E c’è una micronazione anarchica e pacifista
Dal militarismo al pacifismo forzato nella patria dello scherzo. “Tutti hanno il diritto di vivere vicino al fiume Vilna e il fiume ha diritto di scorrere”. È l’articolo uno della Costituzione di Uzupio, la repubblica più piccola d’Europa, forse del mondo, che rimane sospesa in un solo chilometro quadrato, oltre il ponte del centro storico di Vilnius, patrimonio Unesco. È una beffa urbana che si prende gioco della storia, di esercitazioni e ingerenze belliche, straniere e non. La micronazione ha una sua moneta e una volta aveva anche un esercito, composto da una decina di uomini: sono stati poi tutti convertiti al “pacifismo radicale”. Nemmeno la bandiera è ordinaria: il simbolo è il palmo bucato di una mano, ma il colore cambia ad ogni stagione. Le leggi che regolano quest’enclave anarchica sono scritte sullo specchio del bar della repubblica abitata dagli artisti lituani. In visita quaggiù ci sono venuti anche il Dalai Lama e ultimamente papa Francesco. “Tutti hanno diritto all’acqua calda. A fare errori. Ad amare e non essere amati. Tutti hanno il diritto di non capire” dice la Carta del paese fondato il primo giorno d’aprile del 1997. Uzupio, o Uzupis in lituano, Zarece in russo: vuol dire sempre “oltre il fiume”.

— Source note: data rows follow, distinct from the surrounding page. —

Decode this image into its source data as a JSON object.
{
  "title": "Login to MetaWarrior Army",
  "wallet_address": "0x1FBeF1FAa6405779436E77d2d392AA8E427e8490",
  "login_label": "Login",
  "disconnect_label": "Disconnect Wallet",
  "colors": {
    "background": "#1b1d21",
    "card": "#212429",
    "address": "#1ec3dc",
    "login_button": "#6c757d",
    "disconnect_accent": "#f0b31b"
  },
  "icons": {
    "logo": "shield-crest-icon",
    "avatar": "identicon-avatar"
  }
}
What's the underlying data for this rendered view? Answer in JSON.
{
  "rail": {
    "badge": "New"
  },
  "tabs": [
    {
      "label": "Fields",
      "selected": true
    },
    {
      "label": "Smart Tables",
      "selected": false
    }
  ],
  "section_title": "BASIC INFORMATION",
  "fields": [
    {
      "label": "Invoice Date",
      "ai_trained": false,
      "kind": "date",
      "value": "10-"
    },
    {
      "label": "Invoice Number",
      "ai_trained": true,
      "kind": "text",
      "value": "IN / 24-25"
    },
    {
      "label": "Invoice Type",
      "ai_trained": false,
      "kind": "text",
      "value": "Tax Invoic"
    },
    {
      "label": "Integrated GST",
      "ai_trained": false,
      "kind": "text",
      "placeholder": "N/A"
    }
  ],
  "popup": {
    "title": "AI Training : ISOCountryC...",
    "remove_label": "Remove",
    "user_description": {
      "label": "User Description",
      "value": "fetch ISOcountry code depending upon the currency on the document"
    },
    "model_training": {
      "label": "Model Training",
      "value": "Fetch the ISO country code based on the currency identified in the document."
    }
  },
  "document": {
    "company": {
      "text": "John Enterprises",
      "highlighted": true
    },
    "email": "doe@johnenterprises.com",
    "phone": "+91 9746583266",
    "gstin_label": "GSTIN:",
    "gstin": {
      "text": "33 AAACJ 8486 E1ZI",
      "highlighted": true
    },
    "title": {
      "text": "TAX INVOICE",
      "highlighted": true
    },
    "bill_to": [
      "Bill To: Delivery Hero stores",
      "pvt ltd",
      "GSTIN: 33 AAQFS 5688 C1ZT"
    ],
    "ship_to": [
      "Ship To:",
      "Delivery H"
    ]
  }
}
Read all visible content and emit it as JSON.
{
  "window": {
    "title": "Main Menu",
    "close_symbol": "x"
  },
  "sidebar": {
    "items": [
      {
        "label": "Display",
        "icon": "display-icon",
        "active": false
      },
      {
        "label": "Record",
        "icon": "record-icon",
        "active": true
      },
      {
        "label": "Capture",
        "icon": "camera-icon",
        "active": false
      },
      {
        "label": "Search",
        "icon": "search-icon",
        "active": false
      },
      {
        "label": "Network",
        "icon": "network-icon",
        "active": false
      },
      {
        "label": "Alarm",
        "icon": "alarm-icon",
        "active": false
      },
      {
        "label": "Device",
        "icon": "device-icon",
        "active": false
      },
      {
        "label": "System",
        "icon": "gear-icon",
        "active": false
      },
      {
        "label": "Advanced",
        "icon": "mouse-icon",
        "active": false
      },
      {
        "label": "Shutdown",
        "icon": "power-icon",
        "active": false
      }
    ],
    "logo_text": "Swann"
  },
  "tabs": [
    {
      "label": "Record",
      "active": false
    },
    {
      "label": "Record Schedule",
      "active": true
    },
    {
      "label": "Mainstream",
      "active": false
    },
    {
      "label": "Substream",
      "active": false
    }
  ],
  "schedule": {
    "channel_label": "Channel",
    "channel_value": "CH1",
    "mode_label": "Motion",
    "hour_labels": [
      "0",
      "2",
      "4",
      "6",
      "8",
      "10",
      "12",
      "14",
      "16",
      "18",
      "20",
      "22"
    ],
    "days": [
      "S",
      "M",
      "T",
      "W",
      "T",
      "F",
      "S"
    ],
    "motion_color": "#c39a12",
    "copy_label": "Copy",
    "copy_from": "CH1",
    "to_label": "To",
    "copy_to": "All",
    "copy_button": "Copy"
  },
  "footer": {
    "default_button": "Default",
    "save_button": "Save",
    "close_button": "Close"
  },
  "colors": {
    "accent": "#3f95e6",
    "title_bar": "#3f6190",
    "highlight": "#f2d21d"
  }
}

“Attraversa il ponte e diventa te stesso”. Questa è la regola nell’unico angolo della Lituania che non aspetta la guerra. Noia baltica e alcolica, di gomiti appoggiati sui tavoli di legno. Quasi tutti sono pronti ad abbracciare il fucile contro i russi, ma non i residenti di Uzupio, tra murales e borsh, la zuppa russa. Il vecchio cameriere del bar dice che oltre ad “Hannibal Lecter, il professore di Vilnius del film Caccia a Ottobre rosso e la presidente Dalia Grubauskaite, non ci sono altri lituani famosi”. Risponde così a chi cerca il fondatore della micronazione, lo scultore Romas Vilciauskas, che ha combattuto con le sue creazioni artistiche il virulento grigiore dei casermoni sovietici che i russi costruirono qui ai tempi dell’Unione sovietica.
C’è un angelo che suona il corno in cima al colonnato, una sirena dai lineamenti isterici e un’altalena che ciondola nel nulla, tra decine di pianoforti abbandonati in ogni angolo. “Nessuno ha il diritto ad avere un progetto per l’eternità”, dice l’articolo 22. “Nessuno può dichiarare colpevole il prossimo” dice l’articolo 35. “Tutti hanno diritto a morire o avere dubbi, ma non è obbligatorio”. Se chiedi qui delle esercitazioni Nato, della “minaccia del Cremlino” sorridono tra pennelli e ninnoli zen tibetani. Gli imperativi categorici per tutti i residenti e per tutti gli europei che resistono al terzo bicchiere li hanno lasciati alla fine della carta costituzionale, dall’articolo 39 al 41. Valgono in caso di guerra e di pace: “Non sconfiggere. Non combattere. Non arrenderti”.